BY GEORGE WHARTON JAMES

Author of "In and Around the Grand Canyon," "Arizona the Wonderland," "The Grand Canyon of Arizona," "New Mexico, the Land of the Delightmakers," etc., etc.

The more the people of the United States know of their scenic wonderlands the more interest will there be aroused as to "who first saw" this or the other of them. The arousement of this especial interest in regard to the Grand Canyon and its tributaries is growingly apparent. A hundred thousand Americans see the Grand Canyon today where one saw it at the time of my first visit, nearly forty years ago.

Among the hordes of people attracted to the Grand Canyon by curiosity, scenic allurement, business, pleasure or what not, but two have gained any fame as guides to its wondrous depths and rim revelations. These two are John Hance and William Wallace Bass. I knew Hance long before he had dreamed that the Canyon would help make him famous; I ate venison stew with him when he was but a cowboy in the employ of the proprietor of the Hull ranch; I wrote the first account of those peculiar and exaggerated yarns of his that gained him his fame as the "Munchausen of the West." It was on these yarns alone that his fame reposed. He was never a guide. He knew nothing of the Canyon, east or west, twenty miles from the trail that unfortunately was named after him. He never read a line of its history, and never cared to know who first discovered it. He got lost years after the Canyon was being visited by great numbers of whites, when he attempted to guide a party to the home of the Havasupai Indians, whose ancestors made the trail which he discovered and claimed as his own.

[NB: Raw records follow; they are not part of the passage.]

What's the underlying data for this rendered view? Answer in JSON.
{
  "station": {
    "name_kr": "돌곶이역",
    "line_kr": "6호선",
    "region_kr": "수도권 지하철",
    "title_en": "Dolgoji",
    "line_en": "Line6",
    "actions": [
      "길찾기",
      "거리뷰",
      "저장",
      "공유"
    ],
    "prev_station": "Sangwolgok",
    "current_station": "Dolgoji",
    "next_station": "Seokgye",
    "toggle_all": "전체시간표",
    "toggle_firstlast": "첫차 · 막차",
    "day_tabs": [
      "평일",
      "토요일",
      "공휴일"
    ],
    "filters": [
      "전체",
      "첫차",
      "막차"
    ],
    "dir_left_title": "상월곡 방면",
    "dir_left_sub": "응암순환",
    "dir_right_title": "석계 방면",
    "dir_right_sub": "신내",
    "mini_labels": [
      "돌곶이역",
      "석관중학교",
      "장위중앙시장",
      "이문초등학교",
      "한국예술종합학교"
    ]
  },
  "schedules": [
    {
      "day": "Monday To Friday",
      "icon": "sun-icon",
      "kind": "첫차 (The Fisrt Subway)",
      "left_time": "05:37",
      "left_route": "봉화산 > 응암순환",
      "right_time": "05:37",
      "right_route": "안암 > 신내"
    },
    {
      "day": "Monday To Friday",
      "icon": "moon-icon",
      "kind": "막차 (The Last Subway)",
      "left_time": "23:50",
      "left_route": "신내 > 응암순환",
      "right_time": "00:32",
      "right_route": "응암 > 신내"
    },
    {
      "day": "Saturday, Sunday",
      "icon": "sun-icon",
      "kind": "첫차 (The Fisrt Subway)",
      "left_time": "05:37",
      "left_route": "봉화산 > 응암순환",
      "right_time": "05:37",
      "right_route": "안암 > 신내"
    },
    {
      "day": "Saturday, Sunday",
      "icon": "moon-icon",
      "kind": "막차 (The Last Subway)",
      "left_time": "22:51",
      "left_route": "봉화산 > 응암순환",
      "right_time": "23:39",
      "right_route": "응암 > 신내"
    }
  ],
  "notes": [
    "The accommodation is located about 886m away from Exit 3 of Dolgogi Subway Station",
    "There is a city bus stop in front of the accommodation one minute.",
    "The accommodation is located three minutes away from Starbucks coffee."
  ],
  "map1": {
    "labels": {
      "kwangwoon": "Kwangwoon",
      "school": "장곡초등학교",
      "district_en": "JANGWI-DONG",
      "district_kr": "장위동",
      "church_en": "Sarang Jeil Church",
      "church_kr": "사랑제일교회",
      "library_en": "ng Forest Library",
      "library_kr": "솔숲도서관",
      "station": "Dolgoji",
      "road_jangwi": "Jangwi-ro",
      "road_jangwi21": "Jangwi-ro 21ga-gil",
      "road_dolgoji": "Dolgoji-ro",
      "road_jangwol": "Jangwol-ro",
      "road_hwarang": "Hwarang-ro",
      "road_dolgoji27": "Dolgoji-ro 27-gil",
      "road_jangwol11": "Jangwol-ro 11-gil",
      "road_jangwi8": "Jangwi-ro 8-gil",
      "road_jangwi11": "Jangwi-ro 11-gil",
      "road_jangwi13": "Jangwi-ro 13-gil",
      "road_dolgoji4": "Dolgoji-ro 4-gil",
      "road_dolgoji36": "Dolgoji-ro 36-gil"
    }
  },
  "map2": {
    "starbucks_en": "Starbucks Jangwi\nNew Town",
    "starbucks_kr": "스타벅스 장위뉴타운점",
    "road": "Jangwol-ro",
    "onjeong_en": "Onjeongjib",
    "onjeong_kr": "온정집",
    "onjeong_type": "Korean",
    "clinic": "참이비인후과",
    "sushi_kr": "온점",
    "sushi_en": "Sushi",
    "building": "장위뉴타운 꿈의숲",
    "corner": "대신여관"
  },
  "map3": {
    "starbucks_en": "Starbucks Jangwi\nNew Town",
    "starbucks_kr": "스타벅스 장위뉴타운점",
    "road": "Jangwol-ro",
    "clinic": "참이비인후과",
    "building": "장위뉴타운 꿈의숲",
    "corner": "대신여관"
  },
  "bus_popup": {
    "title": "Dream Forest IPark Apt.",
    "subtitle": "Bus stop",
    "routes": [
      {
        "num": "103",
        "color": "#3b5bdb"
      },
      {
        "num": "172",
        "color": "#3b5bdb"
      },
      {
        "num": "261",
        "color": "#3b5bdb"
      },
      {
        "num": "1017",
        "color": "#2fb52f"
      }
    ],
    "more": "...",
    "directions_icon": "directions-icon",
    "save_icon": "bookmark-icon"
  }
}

On the other hand, William Wallace Bass, who came to the Canyon some years ahead of Hance, felt its peculiar allurements from the first moment he saw it. There is no man living who has been more deeply interested in studying its geological history, in searching the tomes of the past for stories of its discovery, and in promoting the intelligent interests of literary men, artists, photographers, poets, geologists, students and tourists who have come to visit it than has he. His library upon the subject is exhaustive and complete, and he is so well versed in some features of its local geology, that he has changed many a scientist's opinions as to the secret of its formation and development. John C. Van Dyke wrote truly of him when he said in his recent book on the Grand Canyon, he "has been 'the guide, philosopher and friend' of almost every geologist at the Canyon. Unquestionably he knows the geology of the region."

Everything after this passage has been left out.